Remote Desktop Protocol (RDP)

Supported Windows client applications

The built-in applications of the Windows 8.1, Windows Server 2012, Windows Server 2012 R2, Windows Server 2016, Windows Server 2019, and Windows 10 platforms.

Supported Mac OS X client applications

The Royal TSX client application, tested with Royal TSX 4.2.1 on Mac OS X Mojave.

Supported server (target) applications

The built-in applications of Windows Server 2012, Windows Server 2012 R2, Windows Server 2016, Windows Server 2019, and Windows 10 platforms.

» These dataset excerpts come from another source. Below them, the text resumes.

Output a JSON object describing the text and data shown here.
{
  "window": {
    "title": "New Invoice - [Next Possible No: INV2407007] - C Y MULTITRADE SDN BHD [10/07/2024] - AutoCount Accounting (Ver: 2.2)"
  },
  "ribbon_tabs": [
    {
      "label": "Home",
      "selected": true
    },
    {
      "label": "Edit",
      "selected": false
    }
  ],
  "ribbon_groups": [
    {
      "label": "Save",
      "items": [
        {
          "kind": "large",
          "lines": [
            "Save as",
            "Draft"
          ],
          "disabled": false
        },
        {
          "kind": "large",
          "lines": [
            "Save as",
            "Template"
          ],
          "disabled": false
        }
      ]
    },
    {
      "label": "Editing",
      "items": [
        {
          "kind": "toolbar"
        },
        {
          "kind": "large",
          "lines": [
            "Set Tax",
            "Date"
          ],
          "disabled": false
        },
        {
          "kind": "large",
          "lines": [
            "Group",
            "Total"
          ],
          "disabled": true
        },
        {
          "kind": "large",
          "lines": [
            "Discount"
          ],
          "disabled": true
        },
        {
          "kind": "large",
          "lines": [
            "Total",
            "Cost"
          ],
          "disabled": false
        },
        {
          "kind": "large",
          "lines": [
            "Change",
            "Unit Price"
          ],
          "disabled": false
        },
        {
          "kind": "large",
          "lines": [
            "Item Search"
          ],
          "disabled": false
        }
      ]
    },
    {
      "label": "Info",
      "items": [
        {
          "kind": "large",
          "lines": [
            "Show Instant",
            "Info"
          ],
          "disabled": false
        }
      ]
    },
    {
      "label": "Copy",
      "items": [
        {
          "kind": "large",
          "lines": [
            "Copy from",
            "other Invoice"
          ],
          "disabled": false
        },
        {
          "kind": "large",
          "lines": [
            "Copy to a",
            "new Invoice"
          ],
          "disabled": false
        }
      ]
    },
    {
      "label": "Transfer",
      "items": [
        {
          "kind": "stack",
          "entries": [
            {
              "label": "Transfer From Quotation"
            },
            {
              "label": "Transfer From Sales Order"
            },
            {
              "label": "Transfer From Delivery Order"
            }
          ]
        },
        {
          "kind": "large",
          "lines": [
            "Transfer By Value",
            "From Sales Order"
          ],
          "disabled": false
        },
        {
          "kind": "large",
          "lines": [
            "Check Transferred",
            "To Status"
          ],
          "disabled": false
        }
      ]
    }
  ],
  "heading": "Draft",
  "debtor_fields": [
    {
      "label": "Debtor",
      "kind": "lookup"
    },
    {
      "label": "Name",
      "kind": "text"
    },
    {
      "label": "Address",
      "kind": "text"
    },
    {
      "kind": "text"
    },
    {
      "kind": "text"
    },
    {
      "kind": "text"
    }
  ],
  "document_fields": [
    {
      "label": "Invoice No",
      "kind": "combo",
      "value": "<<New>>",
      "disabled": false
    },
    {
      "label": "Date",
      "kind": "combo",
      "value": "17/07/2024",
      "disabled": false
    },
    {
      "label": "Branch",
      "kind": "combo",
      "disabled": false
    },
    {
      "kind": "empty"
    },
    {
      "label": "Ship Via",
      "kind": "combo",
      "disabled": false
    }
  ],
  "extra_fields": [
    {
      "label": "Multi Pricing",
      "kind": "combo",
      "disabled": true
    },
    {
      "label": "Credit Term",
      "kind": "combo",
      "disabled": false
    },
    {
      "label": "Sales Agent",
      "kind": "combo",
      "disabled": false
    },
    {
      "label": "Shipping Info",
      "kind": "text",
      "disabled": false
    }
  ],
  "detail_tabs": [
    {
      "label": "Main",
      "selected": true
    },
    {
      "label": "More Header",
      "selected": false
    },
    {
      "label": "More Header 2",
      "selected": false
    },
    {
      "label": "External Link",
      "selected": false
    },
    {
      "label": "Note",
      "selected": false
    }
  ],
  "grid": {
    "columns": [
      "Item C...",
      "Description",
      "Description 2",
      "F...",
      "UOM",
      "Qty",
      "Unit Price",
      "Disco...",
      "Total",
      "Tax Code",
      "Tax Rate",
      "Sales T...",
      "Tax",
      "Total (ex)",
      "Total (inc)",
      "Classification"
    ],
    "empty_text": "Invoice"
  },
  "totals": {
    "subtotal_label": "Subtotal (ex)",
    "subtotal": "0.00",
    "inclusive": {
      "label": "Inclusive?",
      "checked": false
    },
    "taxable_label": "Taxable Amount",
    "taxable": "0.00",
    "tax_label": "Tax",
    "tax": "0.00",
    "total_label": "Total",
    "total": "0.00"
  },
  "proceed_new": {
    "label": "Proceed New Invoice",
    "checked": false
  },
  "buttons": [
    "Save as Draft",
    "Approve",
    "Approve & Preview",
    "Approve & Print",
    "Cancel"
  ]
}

Accessing Remote Desktop Services (RemoteApp programs) is also supported.

NOTE:

Other Remote Desktop clients are not explicitly supported, but may be compatible with One Identity Safeguard for Privileged Sessions (SPS). When using an alternative client application, note the following limitations:

  • The rdesktop application and other client applications (for example, JAVA clients) that build on the rdesktop codebase do not support RDP shadowing and Remote Desktop Gateway connections.

  • The Remote Desktop Connection Client for Mac application does not support RDP shadowing.

Secure Shell Protocol (SSH)

One Identity Safeguard for Privileged Sessions (SPS) supports only the SSHv2 protocol. The older and insecure v1 version is not supported.

Supported client and server applications
  • OpenSSH (client and server)

    Client and server tested with a weekly build of the latest available version.

  • OpenSSH (client and server)

    Client and server tested with version OpenSSH_7.1p2 and OpenSSL 1.0.2f-fips 28 Jan 2016.

  • Dropbear (client and server)

    Tested with version 2015.67.

  • SecureCRT (Windows, client)

    Tested with version 8.5

  • PUTTY (client)

    Tested with version 0.65.

Telnet

Telnet traffic must conform to RFC 854 and to various extensions described in the following RFCs: 856-861, 652-658, 698, 726-27, 732-736, 749, 779, 885, 927, 933, 1041, 1043, 1053, 1073, 1079, 1091, 1096-97, 1184, 1372, 1408, 1572, 2066, 2217, 2840, 2941, 2946.

TN3270

Telnet 3270 terminal protocol.

TN5250

Telnet 5250 terminal protocol, as described in RFC2877.

VMware Horizon View

VMware Horizon View Clients using the Remote Desktop (RDP) display protocol to access remote servers are supported. For details, see VMware Horizon View connections.